A comparative study on the stability of immobilized halophilic and non-halophilic malate dehydrogenases at various ionic strengths.

Abstract

A halophilic malate dehydrogenase was purified from Halobacterium of the Dead Sea employing general-ligand affinity chromatography on AMP-Sepharose in 4.3 M NaCl yielding an enzyme preparation with a specific activity of 49.5 U/mg. The enzyme obtained was immobilized on cyanogenbromide-activated agarose at low and high degrees of activation.

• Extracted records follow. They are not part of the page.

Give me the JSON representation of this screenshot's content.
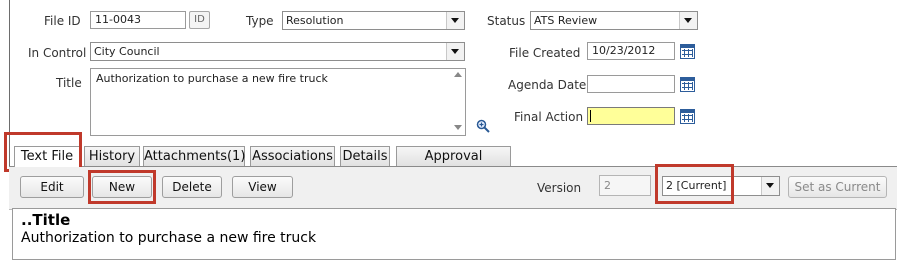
{
  "form": {
    "file_id_label": "File ID",
    "file_id_value": "11-0043",
    "id_button": "ID",
    "type_label": "Type",
    "type_value": "Resolution",
    "status_label": "Status",
    "status_value": "ATS Review",
    "in_control_label": "In Control",
    "in_control_value": "City Council",
    "file_created_label": "File Created",
    "file_created_value": "10/23/2012",
    "title_label": "Title",
    "title_value": "Authorization to purchase a new fire truck",
    "agenda_date_label": "Agenda Date",
    "agenda_date_value": "",
    "final_action_label": "Final Action",
    "final_action_value": ""
  },
  "tabs": [
    {
      "label": "Text File"
    },
    {
      "label": "History"
    },
    {
      "label": "Attachments(1)"
    },
    {
      "label": "Associations"
    },
    {
      "label": "Details"
    },
    {
      "label": "Approval Tracking"
    }
  ],
  "toolbar": {
    "edit": "Edit",
    "new": "New",
    "delete": "Delete",
    "view": "View",
    "version_label": "Version",
    "version_value": "2",
    "version_select": "2 [Current]",
    "set_current": "Set as Current"
  },
  "content": {
    "heading": "..Title",
    "body": "Authorization to purchase a new fire truck"
  },
  "colors": {
    "highlight": "#c0392b",
    "final_action_bg": "#ffff99",
    "calendar_icon": "#2d5d9b"
  },
  "icons": [
    "calendar-icon",
    "zoom-in-icon",
    "dropdown-arrow-icon"
  ]
}
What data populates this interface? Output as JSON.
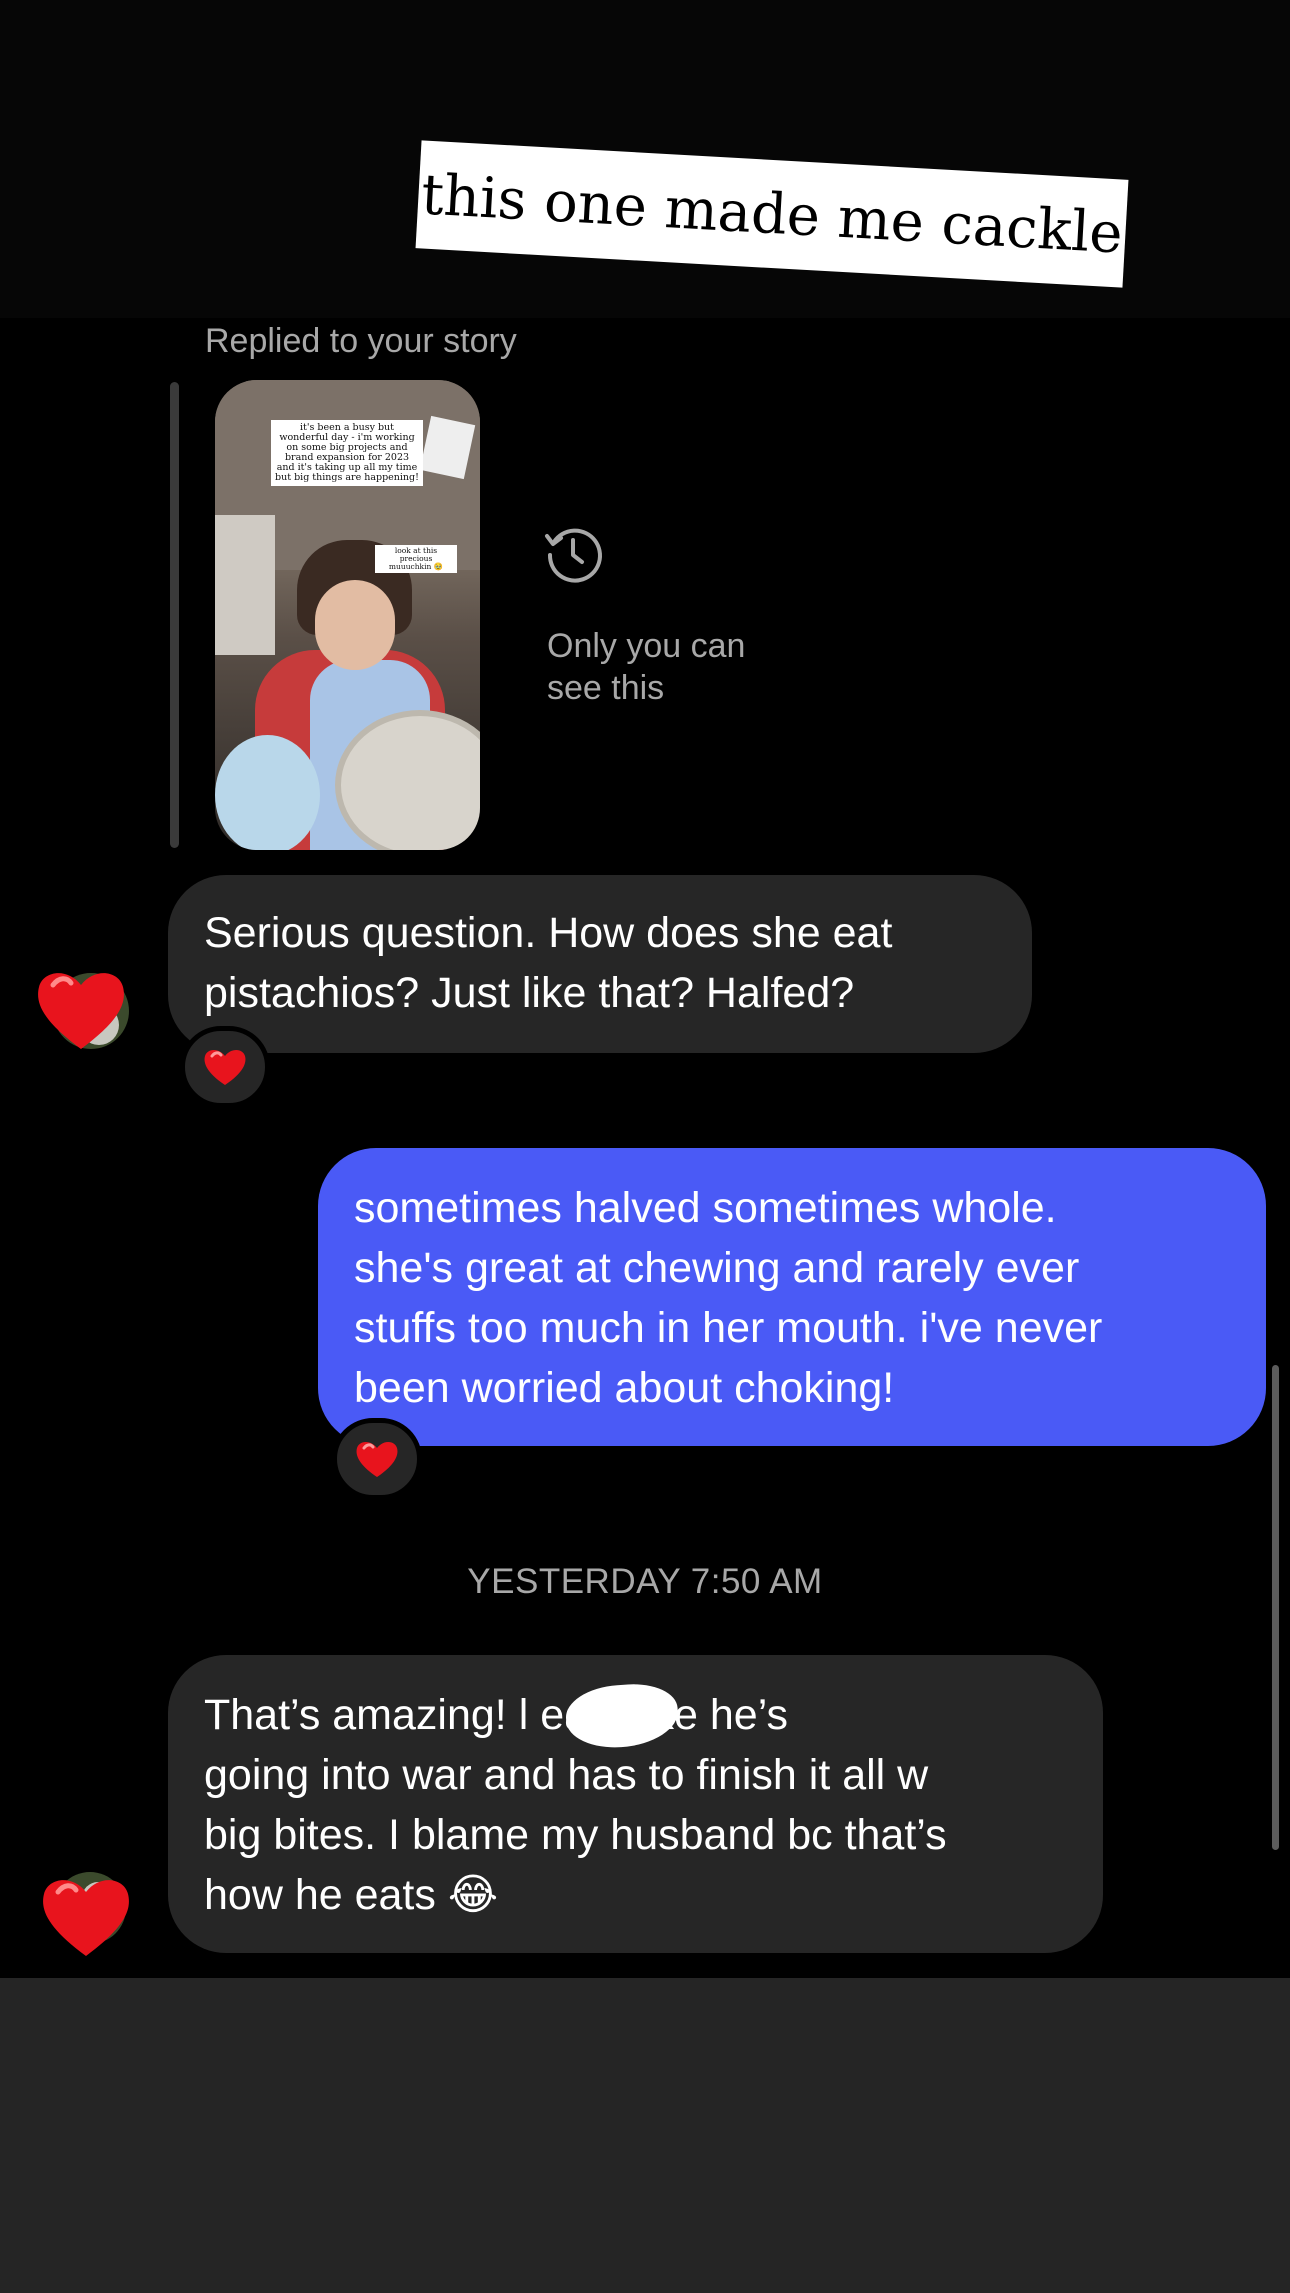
{
  "caption": {
    "text": "this one made me cackle"
  },
  "story_reply": {
    "label": "Replied to your story",
    "thumbnail_note_1": "it's been a busy but wonderful day - i'm working on some big projects and brand expansion for 2023 and it's taking up all my time but big things are happening!",
    "thumbnail_note_2": "look at this precious muuuchkin 🥹",
    "privacy_text": "Only you can see this",
    "privacy_icon": "history-clock-icon"
  },
  "messages": [
    {
      "direction": "incoming",
      "lines": [
        "Serious question. How does she eat",
        "pistachios? Just like that? Halfed?"
      ],
      "reaction": "❤️"
    },
    {
      "direction": "outgoing",
      "lines": [
        "sometimes halved sometimes whole.",
        "she's great at chewing and rarely ever",
        "stuffs too much in her mouth. i've never",
        "been worried about choking!"
      ],
      "reaction": "❤️"
    },
    {
      "direction": "incoming",
      "lines": [
        "That’s amazing! l          eats like he’s",
        "going into war and has to finish it all  w",
        "big bites. I blame my husband bc that’s",
        "how he eats 😂"
      ]
    }
  ],
  "timestamp": "YESTERDAY 7:50 AM",
  "colors": {
    "background": "#000000",
    "incoming_bubble": "#262626",
    "outgoing_bubble": "#4a5af6",
    "secondary_text": "#a8a8a8",
    "heart": "#e8141d"
  }
}
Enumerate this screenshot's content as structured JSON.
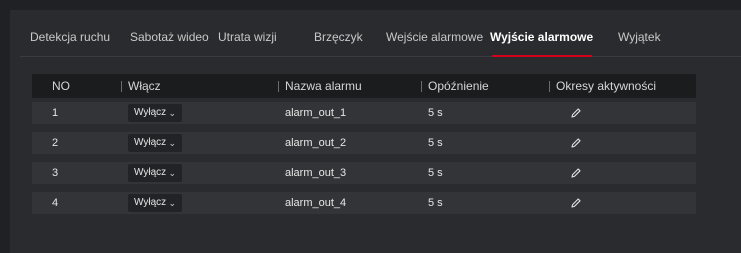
{
  "tabs": [
    {
      "label": "Detekcja ruchu"
    },
    {
      "label": "Sabotaż wideo"
    },
    {
      "label": "Utrata wizji"
    },
    {
      "label": "Brzęczyk"
    },
    {
      "label": "Wejście alarmowe"
    },
    {
      "label": "Wyjście alarmowe"
    },
    {
      "label": "Wyjątek"
    }
  ],
  "active_tab": "Wyjście alarmowe",
  "table": {
    "headers": {
      "no": "NO",
      "enable": "Włącz",
      "name": "Nazwa alarmu",
      "delay": "Opóźnienie",
      "schedule": "Okresy aktywności"
    },
    "rows": [
      {
        "no": "1",
        "enable": "Wyłącz",
        "name": "alarm_out_1",
        "delay": "5 s"
      },
      {
        "no": "2",
        "enable": "Wyłącz",
        "name": "alarm_out_2",
        "delay": "5 s"
      },
      {
        "no": "3",
        "enable": "Wyłącz",
        "name": "alarm_out_3",
        "delay": "5 s"
      },
      {
        "no": "4",
        "enable": "Wyłącz",
        "name": "alarm_out_4",
        "delay": "5 s"
      }
    ]
  },
  "colors": {
    "background": "#202124",
    "panel": "#2a2b2e",
    "header_row": "#1b1c1e",
    "row": "#333437",
    "accent": "#d0021b"
  },
  "icons": {
    "select_chevron": "chevron-down-icon",
    "schedule_edit": "pencil-icon"
  }
}
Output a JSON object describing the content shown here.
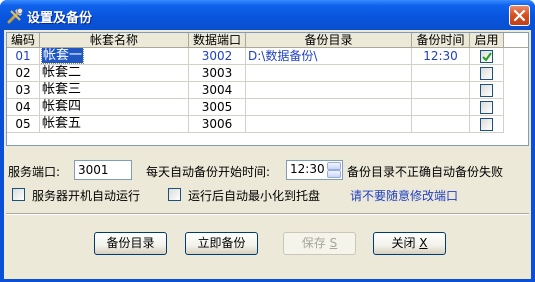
{
  "window": {
    "title": "设置及备份"
  },
  "table": {
    "columns": [
      "编码",
      "帐套名称",
      "数据端口",
      "备份目录",
      "备份时间",
      "启用"
    ],
    "rows": [
      {
        "code": "01",
        "name": "帐套一",
        "port": "3002",
        "dir": "D:\\数据备份\\",
        "time": "12:30",
        "enabled": true,
        "selected": true
      },
      {
        "code": "02",
        "name": "帐套二",
        "port": "3003",
        "dir": "",
        "time": "",
        "enabled": false,
        "selected": false
      },
      {
        "code": "03",
        "name": "帐套三",
        "port": "3004",
        "dir": "",
        "time": "",
        "enabled": false,
        "selected": false
      },
      {
        "code": "04",
        "name": "帐套四",
        "port": "3005",
        "dir": "",
        "time": "",
        "enabled": false,
        "selected": false
      },
      {
        "code": "05",
        "name": "帐套五",
        "port": "3006",
        "dir": "",
        "time": "",
        "enabled": false,
        "selected": false
      }
    ]
  },
  "settings": {
    "service_port_label": "服务端口:",
    "service_port_value": "3001",
    "daily_backup_label": "每天自动备份开始时间:",
    "daily_backup_time": "12:30",
    "backup_dir_warning": "备份目录不正确自动备份失败",
    "autostart_label": "服务器开机自动运行",
    "autostart_checked": false,
    "minimize_label": "运行后自动最小化到托盘",
    "minimize_checked": false,
    "port_notice": "请不要随意修改端口"
  },
  "buttons": {
    "backup_dir": "备份目录",
    "backup_now": "立即备份",
    "save": "保存",
    "save_key": "S",
    "close": "关闭",
    "close_key": "X"
  },
  "colors": {
    "titlebar": "#0a4fd8",
    "accent_text": "#1f3fc4",
    "selection": "#1f57c5",
    "dialog_bg": "#ece9d8"
  }
}
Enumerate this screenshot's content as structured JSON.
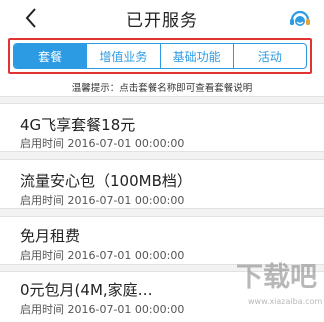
{
  "header": {
    "title": "已开服务",
    "back_icon": "back-arrow-icon",
    "service_icon": "customer-service-icon"
  },
  "colors": {
    "accent": "#2d9be4",
    "highlight_border": "#e23333"
  },
  "tabs": [
    {
      "label": "套餐",
      "active": true
    },
    {
      "label": "增值业务",
      "active": false
    },
    {
      "label": "基础功能",
      "active": false
    },
    {
      "label": "活动",
      "active": false
    }
  ],
  "tip": "温馨提示：点击套餐名称即可查看套餐说明",
  "services": [
    {
      "name": "4G飞享套餐18元",
      "date": "启用时间  2016-07-01  00:00:00"
    },
    {
      "name": "流量安心包（100MB档）",
      "date": "启用时间  2016-07-01  00:00:00"
    },
    {
      "name": "免月租费",
      "date": "启用时间  2016-07-01  00:00:00"
    },
    {
      "name": "0元包月(4M,家庭…",
      "date": "启用时间  2016-07-01  00:00:00"
    }
  ],
  "watermark": {
    "text": "下载吧",
    "url": "www.xiazaiba.com"
  }
}
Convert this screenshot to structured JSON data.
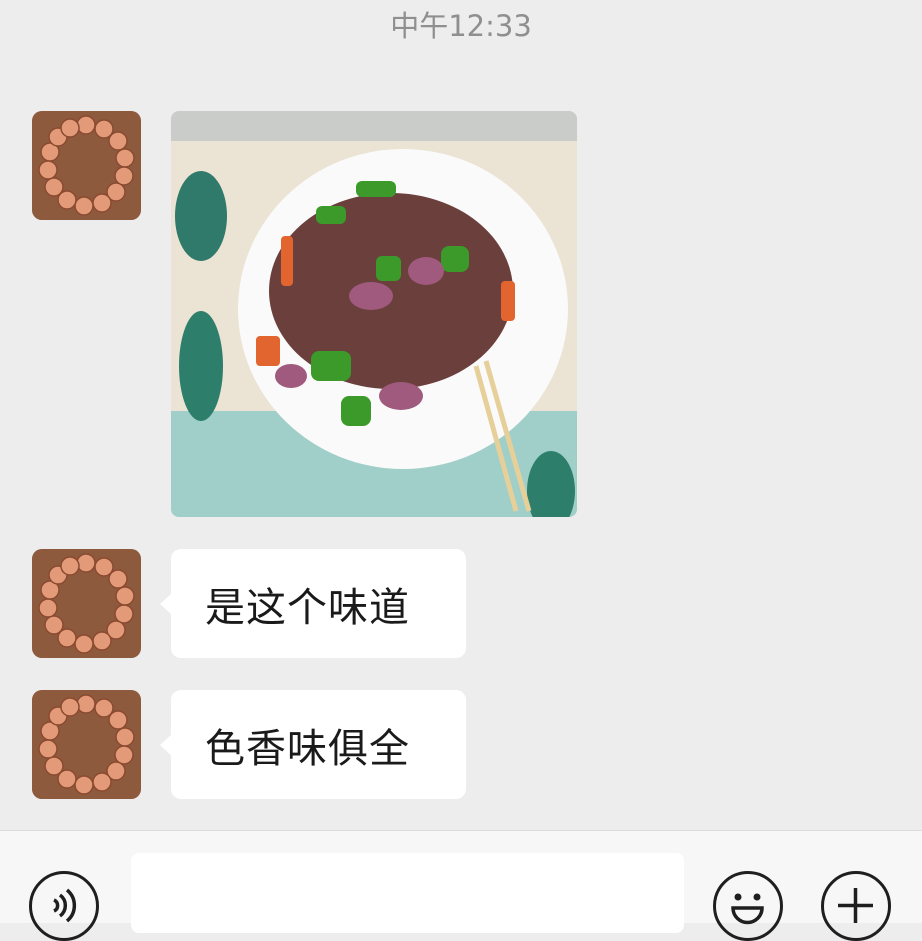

When support with a high degree of activation was used, it was found that the storage stability of the resulting immobilized preparations at low salt concentration (0.15 M NaCl) was increased considerably in comparison with the soluble enzyme, which lost all of its activity in about 30 min; on the other hand preparations immobilized on gels with a low degree of activation showed little stabilization. The enzyme preparation immobilized on supports with a high degree of activation showed optimal activity at a lower salt concentration (NaCl) than the soluble enzyme; optimal activity was seen at 0.6 M NaCl instead of 1.2 M. It is suggested that immobilization prevents dissociation of the halophilic dimeric enzyme into its subunits, a process which is known to occur at low salt concentrations. Non-halophilic malate dehydrogenase was immobilized in the same manner. It was found that the enzyme immobilized on strongly activated agarose as well as the soluble enzyme showed excellent storage stability in high salt concentrations (e.g. 4.3 M NaCl). Activity assays run as a function of ionic strength revealed that strongly immobilized malate dehydrogenase retained 16% of its original activity at 4 M salt. This is in contrast to soluble enzyme and enzyme immobilized on agarose, with a low degree of activation, which were essentially inactivated at about 1 M salt concentration.